La Pascua no es solo una celebración: es una forma de vida, es Vida. Es el triunfo del amor sobre el dolor y el pecado. Cuando la hacemos parte de nosotros, se convierte en un estilo de vida, en una manera a vivir. Jesús venció, pero primero sufrió; venció porque no se guardó nada, porque se abandonó en manos del Padre y respondió con un “sí” a su voluntad.

¿A qué nos invita este tiempo? La Resurrección de Jesús nos invita a vivir con esperanza, incluso en las cosas difíciles que nos toca enfrentar. El dolor no es la última palabra: podemos confiar en que, aunque las cosas sean difíciles, Dios siempre saca algo bueno. Por eso, cuando tenemos dificultades en nuestra familia, debemos rezar juntos y recordar los momentos en que hemos salido adelante con la ayuda de Dios.

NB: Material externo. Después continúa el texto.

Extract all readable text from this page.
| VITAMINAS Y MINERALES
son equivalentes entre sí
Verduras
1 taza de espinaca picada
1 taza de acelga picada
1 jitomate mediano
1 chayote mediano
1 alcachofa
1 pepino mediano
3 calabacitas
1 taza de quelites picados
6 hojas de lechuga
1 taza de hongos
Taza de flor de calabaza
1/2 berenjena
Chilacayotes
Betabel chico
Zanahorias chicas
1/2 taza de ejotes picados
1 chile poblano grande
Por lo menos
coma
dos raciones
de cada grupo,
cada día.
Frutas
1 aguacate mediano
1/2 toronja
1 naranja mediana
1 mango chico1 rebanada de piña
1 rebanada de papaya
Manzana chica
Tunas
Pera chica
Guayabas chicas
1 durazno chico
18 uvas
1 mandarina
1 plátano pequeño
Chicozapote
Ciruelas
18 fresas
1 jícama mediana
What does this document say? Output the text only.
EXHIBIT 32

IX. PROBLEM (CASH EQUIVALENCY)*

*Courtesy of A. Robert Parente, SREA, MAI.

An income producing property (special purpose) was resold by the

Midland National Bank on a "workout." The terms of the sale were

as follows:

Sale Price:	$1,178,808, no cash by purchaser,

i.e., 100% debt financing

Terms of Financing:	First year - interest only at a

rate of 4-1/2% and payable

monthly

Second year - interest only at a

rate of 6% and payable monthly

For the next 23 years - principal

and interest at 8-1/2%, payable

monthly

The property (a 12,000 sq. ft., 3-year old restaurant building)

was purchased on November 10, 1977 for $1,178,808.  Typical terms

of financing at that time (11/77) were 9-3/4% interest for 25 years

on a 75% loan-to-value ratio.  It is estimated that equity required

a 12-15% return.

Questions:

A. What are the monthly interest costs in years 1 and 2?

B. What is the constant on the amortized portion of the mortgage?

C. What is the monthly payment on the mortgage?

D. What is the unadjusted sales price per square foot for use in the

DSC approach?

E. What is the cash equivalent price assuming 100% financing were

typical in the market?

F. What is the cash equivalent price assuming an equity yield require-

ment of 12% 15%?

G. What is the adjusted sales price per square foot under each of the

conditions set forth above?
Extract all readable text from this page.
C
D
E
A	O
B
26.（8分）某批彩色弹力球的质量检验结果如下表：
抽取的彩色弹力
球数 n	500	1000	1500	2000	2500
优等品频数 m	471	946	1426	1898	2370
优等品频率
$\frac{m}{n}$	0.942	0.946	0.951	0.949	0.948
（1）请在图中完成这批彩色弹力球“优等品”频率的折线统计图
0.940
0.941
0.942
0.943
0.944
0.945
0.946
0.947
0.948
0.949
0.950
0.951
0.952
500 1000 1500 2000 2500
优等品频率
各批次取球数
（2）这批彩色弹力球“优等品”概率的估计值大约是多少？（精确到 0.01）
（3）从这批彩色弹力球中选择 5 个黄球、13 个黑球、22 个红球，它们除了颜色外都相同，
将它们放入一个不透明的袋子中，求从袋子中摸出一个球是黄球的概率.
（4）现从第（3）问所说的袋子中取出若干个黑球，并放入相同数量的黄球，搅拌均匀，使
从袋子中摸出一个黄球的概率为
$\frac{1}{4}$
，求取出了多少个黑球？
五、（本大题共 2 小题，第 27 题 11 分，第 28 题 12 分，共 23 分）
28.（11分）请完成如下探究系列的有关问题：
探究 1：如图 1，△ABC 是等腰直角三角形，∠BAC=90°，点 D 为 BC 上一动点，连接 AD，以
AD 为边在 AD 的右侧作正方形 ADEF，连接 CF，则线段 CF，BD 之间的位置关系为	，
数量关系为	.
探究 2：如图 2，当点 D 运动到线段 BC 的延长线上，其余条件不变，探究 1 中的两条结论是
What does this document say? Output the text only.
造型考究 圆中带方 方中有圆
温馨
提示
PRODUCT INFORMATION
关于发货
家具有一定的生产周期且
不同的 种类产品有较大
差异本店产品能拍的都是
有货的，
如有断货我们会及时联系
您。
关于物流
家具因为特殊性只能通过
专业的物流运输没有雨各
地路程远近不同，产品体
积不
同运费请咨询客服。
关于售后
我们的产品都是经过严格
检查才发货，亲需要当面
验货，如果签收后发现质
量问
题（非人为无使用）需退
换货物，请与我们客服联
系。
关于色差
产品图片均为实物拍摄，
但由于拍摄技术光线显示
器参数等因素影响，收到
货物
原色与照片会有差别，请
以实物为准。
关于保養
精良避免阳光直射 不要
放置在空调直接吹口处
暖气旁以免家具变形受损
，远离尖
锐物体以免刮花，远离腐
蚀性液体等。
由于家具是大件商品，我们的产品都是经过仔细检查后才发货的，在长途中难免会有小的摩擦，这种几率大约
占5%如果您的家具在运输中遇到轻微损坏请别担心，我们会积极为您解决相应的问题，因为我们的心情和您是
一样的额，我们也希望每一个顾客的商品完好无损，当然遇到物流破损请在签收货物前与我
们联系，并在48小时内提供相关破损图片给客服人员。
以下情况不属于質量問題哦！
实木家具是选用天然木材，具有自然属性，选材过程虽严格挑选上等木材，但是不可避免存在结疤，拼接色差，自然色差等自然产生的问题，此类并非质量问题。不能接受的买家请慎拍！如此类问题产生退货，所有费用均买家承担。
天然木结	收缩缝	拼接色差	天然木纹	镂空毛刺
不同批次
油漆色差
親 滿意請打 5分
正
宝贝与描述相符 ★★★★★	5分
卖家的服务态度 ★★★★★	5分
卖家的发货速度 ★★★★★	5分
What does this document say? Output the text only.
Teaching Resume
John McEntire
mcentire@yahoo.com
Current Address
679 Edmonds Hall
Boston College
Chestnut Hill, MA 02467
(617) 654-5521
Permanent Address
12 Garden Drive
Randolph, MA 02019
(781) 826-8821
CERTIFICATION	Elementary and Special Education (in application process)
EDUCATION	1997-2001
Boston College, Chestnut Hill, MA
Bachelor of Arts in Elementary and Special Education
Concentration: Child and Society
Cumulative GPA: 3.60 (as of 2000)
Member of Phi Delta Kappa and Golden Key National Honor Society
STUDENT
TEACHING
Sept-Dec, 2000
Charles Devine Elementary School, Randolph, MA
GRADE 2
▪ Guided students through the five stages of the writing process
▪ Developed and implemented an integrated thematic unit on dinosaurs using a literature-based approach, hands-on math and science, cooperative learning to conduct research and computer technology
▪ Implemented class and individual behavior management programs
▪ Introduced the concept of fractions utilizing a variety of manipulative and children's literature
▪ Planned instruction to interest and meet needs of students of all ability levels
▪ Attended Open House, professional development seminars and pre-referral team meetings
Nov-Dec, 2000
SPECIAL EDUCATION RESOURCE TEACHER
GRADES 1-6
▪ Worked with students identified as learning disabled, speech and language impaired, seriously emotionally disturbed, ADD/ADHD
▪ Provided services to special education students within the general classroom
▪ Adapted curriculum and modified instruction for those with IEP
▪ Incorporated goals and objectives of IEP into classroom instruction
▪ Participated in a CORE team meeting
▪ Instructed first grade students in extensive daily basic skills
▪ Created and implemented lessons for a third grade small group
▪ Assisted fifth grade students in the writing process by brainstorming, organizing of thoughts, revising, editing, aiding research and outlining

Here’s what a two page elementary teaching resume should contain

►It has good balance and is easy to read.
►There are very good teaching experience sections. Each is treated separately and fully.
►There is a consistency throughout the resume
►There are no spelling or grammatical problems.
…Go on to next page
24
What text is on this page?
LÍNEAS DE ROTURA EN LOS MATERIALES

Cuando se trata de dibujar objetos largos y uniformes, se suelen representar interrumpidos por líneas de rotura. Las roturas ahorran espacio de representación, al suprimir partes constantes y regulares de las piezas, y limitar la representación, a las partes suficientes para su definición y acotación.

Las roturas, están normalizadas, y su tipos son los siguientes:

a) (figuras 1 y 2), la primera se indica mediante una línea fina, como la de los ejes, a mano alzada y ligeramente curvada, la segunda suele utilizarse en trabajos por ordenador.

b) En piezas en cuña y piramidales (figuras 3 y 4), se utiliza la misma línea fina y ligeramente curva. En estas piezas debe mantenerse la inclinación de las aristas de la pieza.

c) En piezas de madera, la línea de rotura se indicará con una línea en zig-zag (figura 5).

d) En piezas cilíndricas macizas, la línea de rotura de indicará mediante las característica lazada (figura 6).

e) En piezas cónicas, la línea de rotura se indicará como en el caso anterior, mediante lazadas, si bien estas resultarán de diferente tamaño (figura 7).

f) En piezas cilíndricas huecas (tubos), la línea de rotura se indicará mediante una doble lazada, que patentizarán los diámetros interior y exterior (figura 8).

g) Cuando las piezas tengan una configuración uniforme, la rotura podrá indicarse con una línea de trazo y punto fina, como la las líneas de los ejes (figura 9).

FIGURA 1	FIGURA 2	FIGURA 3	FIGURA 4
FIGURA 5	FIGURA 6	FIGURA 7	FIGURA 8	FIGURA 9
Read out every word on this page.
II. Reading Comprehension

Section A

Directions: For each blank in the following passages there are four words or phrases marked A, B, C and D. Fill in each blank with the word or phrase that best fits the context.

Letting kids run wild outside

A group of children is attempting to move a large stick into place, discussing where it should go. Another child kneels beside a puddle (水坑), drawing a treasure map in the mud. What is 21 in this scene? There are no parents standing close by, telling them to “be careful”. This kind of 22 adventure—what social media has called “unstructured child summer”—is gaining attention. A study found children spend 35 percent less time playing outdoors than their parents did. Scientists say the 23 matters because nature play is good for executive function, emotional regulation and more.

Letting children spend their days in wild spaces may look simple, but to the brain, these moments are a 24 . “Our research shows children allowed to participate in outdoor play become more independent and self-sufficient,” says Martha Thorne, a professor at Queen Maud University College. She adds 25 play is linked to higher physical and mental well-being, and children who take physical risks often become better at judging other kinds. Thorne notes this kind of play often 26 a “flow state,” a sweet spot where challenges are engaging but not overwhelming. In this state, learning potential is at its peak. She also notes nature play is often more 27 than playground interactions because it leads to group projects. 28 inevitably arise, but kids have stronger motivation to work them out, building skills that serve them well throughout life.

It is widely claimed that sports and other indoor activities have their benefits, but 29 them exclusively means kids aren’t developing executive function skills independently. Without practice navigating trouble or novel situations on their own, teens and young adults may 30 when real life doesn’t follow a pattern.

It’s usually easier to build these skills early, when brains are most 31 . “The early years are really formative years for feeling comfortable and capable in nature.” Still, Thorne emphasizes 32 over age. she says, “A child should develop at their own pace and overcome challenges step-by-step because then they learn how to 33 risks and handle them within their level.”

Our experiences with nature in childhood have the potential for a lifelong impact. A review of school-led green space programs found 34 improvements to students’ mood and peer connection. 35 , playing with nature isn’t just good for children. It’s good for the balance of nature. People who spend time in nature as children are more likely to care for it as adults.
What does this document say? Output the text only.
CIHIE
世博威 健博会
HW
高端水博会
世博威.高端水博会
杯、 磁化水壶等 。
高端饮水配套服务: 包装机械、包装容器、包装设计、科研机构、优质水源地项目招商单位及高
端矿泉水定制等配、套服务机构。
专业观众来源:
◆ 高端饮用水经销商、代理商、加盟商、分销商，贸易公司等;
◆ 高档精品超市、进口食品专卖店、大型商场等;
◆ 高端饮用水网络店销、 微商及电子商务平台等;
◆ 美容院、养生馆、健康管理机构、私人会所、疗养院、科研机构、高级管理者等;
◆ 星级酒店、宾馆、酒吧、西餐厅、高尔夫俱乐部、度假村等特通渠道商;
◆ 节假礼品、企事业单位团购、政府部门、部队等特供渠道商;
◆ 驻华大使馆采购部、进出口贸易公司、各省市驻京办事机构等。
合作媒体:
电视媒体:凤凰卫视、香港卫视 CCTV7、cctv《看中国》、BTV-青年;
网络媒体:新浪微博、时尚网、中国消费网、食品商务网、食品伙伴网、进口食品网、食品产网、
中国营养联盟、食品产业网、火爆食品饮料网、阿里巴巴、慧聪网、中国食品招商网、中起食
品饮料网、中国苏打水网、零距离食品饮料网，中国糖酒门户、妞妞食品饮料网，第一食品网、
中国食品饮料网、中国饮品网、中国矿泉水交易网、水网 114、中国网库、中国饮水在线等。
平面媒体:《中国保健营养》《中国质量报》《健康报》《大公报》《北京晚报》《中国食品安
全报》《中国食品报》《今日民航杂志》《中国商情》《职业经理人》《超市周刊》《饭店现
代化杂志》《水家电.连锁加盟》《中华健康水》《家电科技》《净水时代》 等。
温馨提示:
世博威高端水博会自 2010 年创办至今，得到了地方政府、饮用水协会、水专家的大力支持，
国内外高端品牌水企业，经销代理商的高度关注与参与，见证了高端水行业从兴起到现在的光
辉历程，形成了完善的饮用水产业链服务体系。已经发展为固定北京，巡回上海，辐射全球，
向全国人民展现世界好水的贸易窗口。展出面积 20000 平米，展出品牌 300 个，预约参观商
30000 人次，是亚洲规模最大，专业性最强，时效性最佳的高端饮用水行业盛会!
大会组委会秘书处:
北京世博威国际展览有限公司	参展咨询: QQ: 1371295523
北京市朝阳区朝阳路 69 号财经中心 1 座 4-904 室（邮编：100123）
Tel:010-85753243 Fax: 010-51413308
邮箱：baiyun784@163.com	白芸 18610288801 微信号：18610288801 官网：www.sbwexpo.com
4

Jesús no solo dijo que nos amaba, sino lo demostró hasta el extremo. Nosotros también podemos hacerlo en cada servicio y gesto que tenemos con los demás, porque servir es amar.  Nuestros hijos necesitan nuestro testimonio: vernos luchar por mejorar, empezar una y otra vez y no rendirnos.

Estamos cordialmente invitados a vivir con esperanza, a servir, a tomar en serio nuestra conversión y a ser así, portadores de la alegría de la Resurrección. Que nuestra vida tenga un final feliz… porque cada día elegimos amar como Jesús.